As you already know, with the new DBpedia strategy our mode of publishing releases changed. The new DBpedia release process follows a three-step approach starting from the Extraction to ID-Management towards the Fusion, which finalizes the release process. Our DBpedia releases are currently published on a monthly basis. In this post, we give you insight into the single steps of the release process and into what our developers actually do when preparing a DBpedia release.
Extraction – Step one of the Release
The good news is, our new release mode is taking shape and noticeable picked up speed. Finally the 2018-08 and, additionally the 2018.09.12 and the 2018.10.16 Releases are now available in our LTS repository.

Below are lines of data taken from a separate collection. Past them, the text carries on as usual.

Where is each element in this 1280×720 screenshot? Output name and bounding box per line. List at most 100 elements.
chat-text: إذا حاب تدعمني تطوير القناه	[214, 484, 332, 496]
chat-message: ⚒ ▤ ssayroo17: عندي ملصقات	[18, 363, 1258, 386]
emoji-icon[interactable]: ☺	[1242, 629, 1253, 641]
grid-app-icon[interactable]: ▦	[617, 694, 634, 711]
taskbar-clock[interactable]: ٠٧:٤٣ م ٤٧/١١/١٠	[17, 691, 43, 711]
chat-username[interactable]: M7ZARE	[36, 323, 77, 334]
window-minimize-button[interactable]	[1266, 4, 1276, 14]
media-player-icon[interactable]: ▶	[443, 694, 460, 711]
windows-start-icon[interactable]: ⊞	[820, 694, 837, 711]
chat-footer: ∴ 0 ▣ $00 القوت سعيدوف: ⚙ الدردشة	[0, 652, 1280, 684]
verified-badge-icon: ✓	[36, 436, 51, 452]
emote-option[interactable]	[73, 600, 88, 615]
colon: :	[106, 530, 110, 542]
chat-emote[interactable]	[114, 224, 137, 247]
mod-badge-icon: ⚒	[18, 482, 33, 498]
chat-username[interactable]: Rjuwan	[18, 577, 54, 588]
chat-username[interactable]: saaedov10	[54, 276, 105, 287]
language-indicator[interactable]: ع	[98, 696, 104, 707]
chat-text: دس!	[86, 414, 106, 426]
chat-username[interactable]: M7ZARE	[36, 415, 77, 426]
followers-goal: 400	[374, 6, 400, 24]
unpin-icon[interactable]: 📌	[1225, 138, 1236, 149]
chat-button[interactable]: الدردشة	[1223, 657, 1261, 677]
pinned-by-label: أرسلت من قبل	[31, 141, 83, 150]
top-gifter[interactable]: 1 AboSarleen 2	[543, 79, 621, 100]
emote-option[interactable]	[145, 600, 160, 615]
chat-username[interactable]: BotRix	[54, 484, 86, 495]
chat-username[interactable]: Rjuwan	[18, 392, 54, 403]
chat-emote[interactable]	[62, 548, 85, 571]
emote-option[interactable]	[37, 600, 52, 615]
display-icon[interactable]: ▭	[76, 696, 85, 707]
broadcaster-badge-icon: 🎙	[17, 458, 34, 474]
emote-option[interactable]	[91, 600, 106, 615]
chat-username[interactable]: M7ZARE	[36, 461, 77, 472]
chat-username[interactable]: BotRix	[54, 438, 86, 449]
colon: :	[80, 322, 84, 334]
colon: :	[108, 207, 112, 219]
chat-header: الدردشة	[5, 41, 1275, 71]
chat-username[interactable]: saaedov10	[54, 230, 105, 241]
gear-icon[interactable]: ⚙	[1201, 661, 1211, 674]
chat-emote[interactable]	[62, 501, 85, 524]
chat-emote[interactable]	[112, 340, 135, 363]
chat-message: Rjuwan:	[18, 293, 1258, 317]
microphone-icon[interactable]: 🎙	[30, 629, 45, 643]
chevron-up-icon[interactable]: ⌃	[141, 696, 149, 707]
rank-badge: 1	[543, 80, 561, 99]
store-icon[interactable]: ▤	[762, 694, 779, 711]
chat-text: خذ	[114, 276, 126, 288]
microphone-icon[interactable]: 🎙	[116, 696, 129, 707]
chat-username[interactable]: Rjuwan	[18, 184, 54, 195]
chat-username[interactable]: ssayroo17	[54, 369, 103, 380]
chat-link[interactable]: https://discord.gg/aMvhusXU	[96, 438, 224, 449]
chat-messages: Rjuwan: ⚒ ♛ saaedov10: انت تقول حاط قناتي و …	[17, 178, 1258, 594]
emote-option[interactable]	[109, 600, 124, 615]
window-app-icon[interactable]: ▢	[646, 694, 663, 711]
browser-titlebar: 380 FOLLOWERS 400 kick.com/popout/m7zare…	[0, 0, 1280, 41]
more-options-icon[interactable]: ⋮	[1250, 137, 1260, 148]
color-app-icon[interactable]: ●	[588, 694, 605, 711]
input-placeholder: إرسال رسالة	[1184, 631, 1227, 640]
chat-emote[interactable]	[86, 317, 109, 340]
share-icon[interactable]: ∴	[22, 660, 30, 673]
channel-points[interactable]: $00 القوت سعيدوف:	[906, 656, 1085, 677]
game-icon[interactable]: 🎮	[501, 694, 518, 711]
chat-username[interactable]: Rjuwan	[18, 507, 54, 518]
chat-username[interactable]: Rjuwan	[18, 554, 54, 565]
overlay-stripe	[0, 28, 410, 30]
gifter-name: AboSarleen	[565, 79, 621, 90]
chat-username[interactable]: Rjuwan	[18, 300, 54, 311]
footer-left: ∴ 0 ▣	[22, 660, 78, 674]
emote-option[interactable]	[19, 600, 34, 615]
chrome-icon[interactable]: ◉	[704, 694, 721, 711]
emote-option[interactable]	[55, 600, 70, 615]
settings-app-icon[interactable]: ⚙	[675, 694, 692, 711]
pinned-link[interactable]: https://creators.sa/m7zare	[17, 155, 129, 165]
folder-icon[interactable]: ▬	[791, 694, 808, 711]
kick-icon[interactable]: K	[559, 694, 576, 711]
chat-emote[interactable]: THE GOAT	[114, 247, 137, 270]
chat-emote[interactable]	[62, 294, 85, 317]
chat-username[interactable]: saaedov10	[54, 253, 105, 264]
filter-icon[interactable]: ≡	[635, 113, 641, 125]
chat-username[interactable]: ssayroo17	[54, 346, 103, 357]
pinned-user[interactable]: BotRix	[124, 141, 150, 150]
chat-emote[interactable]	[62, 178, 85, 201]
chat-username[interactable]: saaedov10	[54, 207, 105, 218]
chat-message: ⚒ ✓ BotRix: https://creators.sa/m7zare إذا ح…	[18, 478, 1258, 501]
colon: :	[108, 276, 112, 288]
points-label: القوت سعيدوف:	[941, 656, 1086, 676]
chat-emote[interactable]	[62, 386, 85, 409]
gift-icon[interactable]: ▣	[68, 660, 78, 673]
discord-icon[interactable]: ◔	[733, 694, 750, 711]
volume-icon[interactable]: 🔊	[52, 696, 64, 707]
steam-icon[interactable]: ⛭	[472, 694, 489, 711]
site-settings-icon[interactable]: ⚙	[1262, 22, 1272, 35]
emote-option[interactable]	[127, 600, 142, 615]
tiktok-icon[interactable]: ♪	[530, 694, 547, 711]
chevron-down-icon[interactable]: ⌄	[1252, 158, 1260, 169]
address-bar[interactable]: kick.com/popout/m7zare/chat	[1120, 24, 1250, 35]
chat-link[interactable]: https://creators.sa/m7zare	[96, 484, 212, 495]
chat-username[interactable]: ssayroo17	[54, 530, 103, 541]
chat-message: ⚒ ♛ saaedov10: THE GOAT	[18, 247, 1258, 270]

The 2018-08 Release was generated on the basis of the Wikipedia datasets extracted in early August and currently comprises 136 languages. The extraction release contains the raw extracted data generated by the DBpedia extraction-framework. The post-processing steps, such as data-deduplication or URI-normalization are omitted and moved to later parts of the release process. Thus, we can provide direct, transparent access to the generated data in every step. Until we manage two releases per month, our data is mostly based on the second Wikipedia datasets of the previous month. In line with that, the 2018.09.12 release is based on late August data and the recent 2018.10.16 Release is based on Wikipedia datasets extracted on September 20th. They all comprise 136 languages and contain a stable list of datasets since the 2018-08 release.
Our releases are now ready for parsing and external use. Additionally, there will be a new Wikidata-based release this week.
ID-Management – Step two of the Release
For a complete “new DBpedia” release the DBpedia ID-Management and Fusion of the data have to be added to the process. The Databus ID Management is a process to unify various different IRIs identifying the same entities coined from different data providers. Taking datasets with overlapping domains of interest from multiple data providers, the set of IRIs denoting the entities in the source datasets are determined heuristically (e.g. excluding RDF/OWL types/classes).
Afterwards, these selected IRIs a numeric primary key, the ‘Singleton ID’. The core of the ID Management process happens in the next step: Based on the large set of owl:sameAs assertions in the input data with high confidence, the connected components induced from the corresponding sameAs-graph is computed. In other words: The groups of all entities from the input datasets (transitively) reachable from one to another are determined. We dubbed these groups the sameAs-clusters. For each sameAs-cluster we pick one member as representant, which determines the ‘Cluster ID’ or ‘Global Identifier’ for all cluster members.
Apart from being an essential preparatory step for the Fusion, these Global Identifiers serve purpose in their own right as unified Linked Data identifiers for groups of Linked Data entities that should be viewed as equivalent or ‘the same thing’.
A processing workflow based on Apache Spark to perform the process described on above for large quantities of RDF input data is already in place and has been run successfully for a large set of DBpedia inputs consisting of:
Fusion – Step three of the Release
Based on the extraction and the ID-Management, the Data Fusion finalizes the last step of the DBpedia release cycle. With the goal of improving data quality and data coverage, the process uses the DBpedia global IRI clusters to fuse and enrich the source datasets. The fused data contains all resource of the input datasets. The fusion process is based on a functional property decision to decide the number of selected values ( owl:FunctionalProperty determination ). Further, the value selection for this functional properties is based on a preference dependent on the originated source dataset. For example, preferred values for En-DBpedia over DE-DBpedia.
The enrichment improves entity-properties and -values coverage for resources only contained in the source data. Furthermore, we create provenance data to keep track of the origin of each triple. This provenance data is also used for the http-based http://global.dbpedia.org resource view.
At the moment the fused and enriched data is available for the generic, and mapping-based extractions. More datasets are still in progress. The DBpedia-fusion data is uploading to http://downloads.dbpedia.org/repo/dev/fusion/
Please note we are still in the midst of the beta testing for our data release tool, so in case you do come across any errors, reporting them to us is much appreciated to fuel the testing process.
Further information regarding the releases progress can be found here: http://dev.dbpedia.org/
We will add more releases to the repository on a monthly basis aiming for a bi-weekly release mode as soon as possible. In between the intervals, any mistakes or errors you find and report in this data can be fixed for the upcoming release. Currently, the generated metadata in the DataID-file is not stable. This will fluctuate, still needs to be improved and will change in the near future. We are now working on the next release and will inform you as soon as it is published.
Yours DBpedia Association
This blog post was written with the help of our DBpedia developers Robert Bielinski, Markus Ackermann and Marvin Hofer who were responsible for the work done with respect to the DBpedia releases. We like to thank them for their great work.